The PET and other tests revealed the cancer was in her lymph nodes, reaching as far up as the lungs and extending down to her vaginal area. A reputable surgeon, knowing of her case, which is in the 1 to 10 percentile of cases, called Vaness, suggesting she blow off the standard treatment for cancer and get the affected lymph nodes removed. (We cannot have all of our lymph nodes removed, as they run our endocrine, secretion, and waste and other systems.) Though she was now getting opposing suggestions/recommendations, she opted for the latter: on Valentine’s Day, she had a second surgery.

Next came the consultation regarding chemotherapy and radiation. The doctor, she said, was wonderful, taking two full hours to explain the pros and cons of chemo and radiation, those that included statistics on likeliness of each particular side effect. Compared to what my best friend and I had known previously, the rates of losing hair, for example, or losing bowel control, were surprisingly low. In addition, many subsequent symptoms are psychogenic. That is, they are brought on by the patient thinking about them coming on. If you think about vomiting enough, you will vomit.

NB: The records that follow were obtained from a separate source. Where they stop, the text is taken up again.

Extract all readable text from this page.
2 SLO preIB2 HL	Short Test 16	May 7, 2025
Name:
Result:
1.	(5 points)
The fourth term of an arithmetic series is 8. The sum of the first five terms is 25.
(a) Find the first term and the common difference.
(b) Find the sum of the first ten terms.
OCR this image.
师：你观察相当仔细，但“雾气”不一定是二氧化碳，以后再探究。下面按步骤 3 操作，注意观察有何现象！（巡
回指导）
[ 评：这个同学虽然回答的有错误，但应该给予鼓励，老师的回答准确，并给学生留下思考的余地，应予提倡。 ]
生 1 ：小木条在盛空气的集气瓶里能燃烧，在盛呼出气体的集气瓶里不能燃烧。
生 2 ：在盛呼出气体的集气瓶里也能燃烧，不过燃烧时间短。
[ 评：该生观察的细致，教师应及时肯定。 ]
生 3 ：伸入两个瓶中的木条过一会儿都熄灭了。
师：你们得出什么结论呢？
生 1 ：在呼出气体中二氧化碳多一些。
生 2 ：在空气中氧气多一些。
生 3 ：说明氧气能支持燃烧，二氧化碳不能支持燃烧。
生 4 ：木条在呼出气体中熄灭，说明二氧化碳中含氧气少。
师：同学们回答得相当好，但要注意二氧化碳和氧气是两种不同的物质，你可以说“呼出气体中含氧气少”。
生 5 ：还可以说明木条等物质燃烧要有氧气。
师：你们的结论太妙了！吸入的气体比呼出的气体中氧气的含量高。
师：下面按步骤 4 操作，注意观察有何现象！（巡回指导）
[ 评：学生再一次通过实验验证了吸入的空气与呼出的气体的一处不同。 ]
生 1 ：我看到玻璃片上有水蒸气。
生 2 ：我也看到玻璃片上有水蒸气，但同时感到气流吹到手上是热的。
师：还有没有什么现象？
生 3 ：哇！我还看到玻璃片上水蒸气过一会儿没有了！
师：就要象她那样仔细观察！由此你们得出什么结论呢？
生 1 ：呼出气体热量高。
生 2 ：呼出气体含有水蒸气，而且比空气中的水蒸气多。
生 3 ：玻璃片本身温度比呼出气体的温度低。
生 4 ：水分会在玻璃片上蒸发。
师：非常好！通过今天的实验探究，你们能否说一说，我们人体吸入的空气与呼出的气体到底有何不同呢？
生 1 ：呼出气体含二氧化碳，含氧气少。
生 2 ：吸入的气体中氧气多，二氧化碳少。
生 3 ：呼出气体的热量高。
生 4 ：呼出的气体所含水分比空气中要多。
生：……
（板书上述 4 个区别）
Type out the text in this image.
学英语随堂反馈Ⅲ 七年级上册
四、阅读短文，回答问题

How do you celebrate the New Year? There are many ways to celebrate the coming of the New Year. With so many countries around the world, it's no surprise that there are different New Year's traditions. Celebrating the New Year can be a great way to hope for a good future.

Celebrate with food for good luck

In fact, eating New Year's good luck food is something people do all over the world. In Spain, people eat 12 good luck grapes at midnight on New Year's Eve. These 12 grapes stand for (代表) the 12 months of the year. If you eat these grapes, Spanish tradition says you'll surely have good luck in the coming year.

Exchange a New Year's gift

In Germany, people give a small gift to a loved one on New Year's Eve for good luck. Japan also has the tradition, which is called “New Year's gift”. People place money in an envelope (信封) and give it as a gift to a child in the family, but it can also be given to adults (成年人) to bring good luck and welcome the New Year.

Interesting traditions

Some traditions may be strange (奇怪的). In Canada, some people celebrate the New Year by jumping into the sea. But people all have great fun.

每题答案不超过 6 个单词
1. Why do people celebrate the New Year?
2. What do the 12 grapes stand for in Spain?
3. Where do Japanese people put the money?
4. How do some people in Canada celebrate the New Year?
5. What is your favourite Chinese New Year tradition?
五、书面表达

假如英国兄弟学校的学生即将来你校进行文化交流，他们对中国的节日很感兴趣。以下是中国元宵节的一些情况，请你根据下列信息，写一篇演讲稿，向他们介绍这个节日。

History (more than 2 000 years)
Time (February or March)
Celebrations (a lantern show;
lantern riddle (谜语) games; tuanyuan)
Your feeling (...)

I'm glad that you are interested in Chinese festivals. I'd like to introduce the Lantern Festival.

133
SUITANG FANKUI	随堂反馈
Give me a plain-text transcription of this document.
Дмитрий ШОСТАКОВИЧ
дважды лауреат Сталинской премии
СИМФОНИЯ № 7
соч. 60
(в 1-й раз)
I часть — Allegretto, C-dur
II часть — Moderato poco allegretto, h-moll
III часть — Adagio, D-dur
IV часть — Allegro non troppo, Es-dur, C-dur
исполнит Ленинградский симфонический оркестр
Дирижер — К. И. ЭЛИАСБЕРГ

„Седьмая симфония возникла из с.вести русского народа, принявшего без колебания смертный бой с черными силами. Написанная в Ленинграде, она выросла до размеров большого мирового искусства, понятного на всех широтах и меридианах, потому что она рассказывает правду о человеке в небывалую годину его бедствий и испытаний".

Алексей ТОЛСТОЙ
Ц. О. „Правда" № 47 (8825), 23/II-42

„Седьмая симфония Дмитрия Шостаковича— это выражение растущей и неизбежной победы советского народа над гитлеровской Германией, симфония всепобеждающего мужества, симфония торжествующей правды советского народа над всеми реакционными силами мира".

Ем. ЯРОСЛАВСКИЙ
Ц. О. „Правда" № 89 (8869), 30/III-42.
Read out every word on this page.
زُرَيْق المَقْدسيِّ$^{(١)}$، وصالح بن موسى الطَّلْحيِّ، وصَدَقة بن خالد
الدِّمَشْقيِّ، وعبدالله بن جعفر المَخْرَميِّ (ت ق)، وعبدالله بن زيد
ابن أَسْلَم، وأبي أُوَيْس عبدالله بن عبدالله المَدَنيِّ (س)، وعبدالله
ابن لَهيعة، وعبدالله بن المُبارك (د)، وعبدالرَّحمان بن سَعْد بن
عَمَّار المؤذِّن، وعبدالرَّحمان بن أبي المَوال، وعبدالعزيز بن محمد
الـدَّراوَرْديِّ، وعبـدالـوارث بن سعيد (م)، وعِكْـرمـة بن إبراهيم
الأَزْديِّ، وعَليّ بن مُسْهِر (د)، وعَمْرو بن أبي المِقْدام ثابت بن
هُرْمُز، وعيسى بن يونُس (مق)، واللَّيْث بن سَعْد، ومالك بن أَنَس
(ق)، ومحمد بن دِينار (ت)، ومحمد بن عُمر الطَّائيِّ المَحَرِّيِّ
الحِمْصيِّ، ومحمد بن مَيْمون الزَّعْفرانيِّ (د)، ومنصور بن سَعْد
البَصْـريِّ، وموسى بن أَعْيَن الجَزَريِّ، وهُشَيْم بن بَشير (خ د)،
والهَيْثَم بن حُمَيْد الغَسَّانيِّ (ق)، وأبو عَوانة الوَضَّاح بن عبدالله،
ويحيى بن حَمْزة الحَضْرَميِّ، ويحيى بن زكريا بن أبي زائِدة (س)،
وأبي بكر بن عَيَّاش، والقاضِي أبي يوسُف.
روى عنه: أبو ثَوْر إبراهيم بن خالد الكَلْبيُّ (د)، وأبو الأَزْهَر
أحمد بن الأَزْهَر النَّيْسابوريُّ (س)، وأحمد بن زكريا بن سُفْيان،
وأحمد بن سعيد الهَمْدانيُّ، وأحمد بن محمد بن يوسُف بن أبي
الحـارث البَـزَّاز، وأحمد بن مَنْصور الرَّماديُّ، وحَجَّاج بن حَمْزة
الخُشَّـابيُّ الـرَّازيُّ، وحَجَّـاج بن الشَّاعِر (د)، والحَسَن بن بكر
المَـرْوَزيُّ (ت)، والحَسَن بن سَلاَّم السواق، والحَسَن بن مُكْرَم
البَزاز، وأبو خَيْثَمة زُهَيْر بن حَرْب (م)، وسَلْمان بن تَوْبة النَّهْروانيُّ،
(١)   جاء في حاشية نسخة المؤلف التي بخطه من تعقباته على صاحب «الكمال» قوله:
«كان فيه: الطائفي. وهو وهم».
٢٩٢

Yesterday (approximately two months after initial diagnosis), Vaness, who had had an oncology nurse come to the house to administer an IV that runs the course of one side of the body—through the heart, etc.—was sent to the pharmacy for two medications. Glutamine is thought to boost the immune system with vitamins that help keep her strong; and Compazine, an anti-emetic, is used to combat the nausea brought on by the Amaphostine injection(s).

Today, at 9 a. m., Vaness went in for her first treatment of cancer. She will take chemo, then, on day 1 (for four days in a row), day 29, then weekly. At the same time, she will take palliative radiation treatments five days a week for ten weeks. Palliative radiation relieves symptoms and “improves” quality of life, but does not cure…as there is no “cure”.

These two treatments combined can only last for ten weeks, as they first will not cure the cancer and as they second can kill her. Such is the irony: the treatment for cancer is deadly enough to treat the cancer but deadly enough to kill the cancer patient. In another respect, however, the mind, friends, and brilliant medical practitioners have contributed to the miraculous and rare recovery of a percentage of women who live to tell about the scare. And that percentage, that number of survivors, grows every year.